Hugh Dickins <hughd@xxxxxxxxxx> · Thu, 16 Feb 2017 17:46:44 -0800 (PST)

On Thu, 16 Feb 2017, Tim Chen wrote:
> 
> > I do not understand your zest for putting wrappers around every little
> > thing, making it all harder to follow than it need be.  Here's the patch
> > I've been running with (but you have a leak somewhere, and I don't have
> > time to search out and fix it: please try sustained swapping and swapoff).
> > 
> 
> Hugh, trying to duplicate your test case.  So you were doing swapping,
> then swap off, swap on the swap device and restart swapping?

Repeated pair of make -j20 kernel builds in 700M RAM, 1.5G swap on SSD,
8 cpus; one of the builds in tmpfs, other in ext4 on loop on tmpfs file;
sizes tuned for plenty of swapping but no OOMing (it's an ancient 2.6.24
kernel I build, modern one needing a lot more space with a lot less in use).

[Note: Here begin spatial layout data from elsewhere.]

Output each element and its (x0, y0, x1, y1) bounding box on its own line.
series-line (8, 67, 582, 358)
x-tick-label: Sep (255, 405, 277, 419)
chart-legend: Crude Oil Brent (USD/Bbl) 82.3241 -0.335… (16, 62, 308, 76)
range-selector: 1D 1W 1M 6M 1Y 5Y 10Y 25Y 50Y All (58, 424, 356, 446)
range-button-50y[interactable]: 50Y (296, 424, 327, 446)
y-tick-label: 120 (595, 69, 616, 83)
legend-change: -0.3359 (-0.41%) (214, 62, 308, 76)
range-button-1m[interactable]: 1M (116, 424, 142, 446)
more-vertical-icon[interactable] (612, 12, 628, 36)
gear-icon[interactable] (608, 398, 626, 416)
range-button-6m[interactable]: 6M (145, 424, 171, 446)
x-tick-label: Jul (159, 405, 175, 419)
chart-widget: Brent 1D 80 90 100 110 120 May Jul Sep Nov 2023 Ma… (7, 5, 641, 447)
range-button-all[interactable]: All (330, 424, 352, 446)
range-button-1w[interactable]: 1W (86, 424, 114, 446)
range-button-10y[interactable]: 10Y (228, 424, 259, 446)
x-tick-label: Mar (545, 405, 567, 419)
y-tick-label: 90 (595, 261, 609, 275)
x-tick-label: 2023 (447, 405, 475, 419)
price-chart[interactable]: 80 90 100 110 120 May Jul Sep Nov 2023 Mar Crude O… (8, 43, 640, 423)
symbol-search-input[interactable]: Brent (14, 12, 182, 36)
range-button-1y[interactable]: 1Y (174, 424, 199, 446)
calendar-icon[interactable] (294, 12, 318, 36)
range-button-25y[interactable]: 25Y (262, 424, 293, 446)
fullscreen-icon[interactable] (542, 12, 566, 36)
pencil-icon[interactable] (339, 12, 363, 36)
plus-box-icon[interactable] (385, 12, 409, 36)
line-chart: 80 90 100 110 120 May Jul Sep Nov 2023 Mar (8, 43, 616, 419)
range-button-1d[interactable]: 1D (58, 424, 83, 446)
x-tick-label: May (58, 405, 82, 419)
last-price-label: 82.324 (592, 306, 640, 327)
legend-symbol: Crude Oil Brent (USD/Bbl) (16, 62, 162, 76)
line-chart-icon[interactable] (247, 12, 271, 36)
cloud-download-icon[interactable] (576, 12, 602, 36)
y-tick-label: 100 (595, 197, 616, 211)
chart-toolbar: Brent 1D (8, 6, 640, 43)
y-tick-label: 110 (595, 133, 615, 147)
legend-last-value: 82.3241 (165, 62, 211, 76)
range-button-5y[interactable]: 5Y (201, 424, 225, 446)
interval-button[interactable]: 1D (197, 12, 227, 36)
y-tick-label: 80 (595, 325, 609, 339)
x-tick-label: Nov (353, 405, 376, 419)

How much of that is relevant I don't know: hopefully none of it, it's
hard to get the tunings right from scratch.  To answer your specific
question: yes, I'm not doing concurrent swapoffs in this test showing
the leak, just waiting for each of the pair of builds to complete,
then tearing down the trees, doing swapoff followed by swapon, and
starting a new pair of builds.

Sometimes it's the swapoff that fails with ENOMEM, more often it's a
fork during build that fails with ENOMEM: after 6 or 7 hours of load
(but timings show it getting slower leading up to that).  /proc/meminfo
did not give me an immediate clue, Slab didn't look surprising but
I may not have studied close enough.

I quilt-bisected it as far as the mm-swap series, good before, bad
after, but didn't manage to narrow it down further because of hitting
a presumably different issue inside the series, where swapoff ENOMEMed
much sooner (after 25 mins one time, during first iteration the next).

Hugh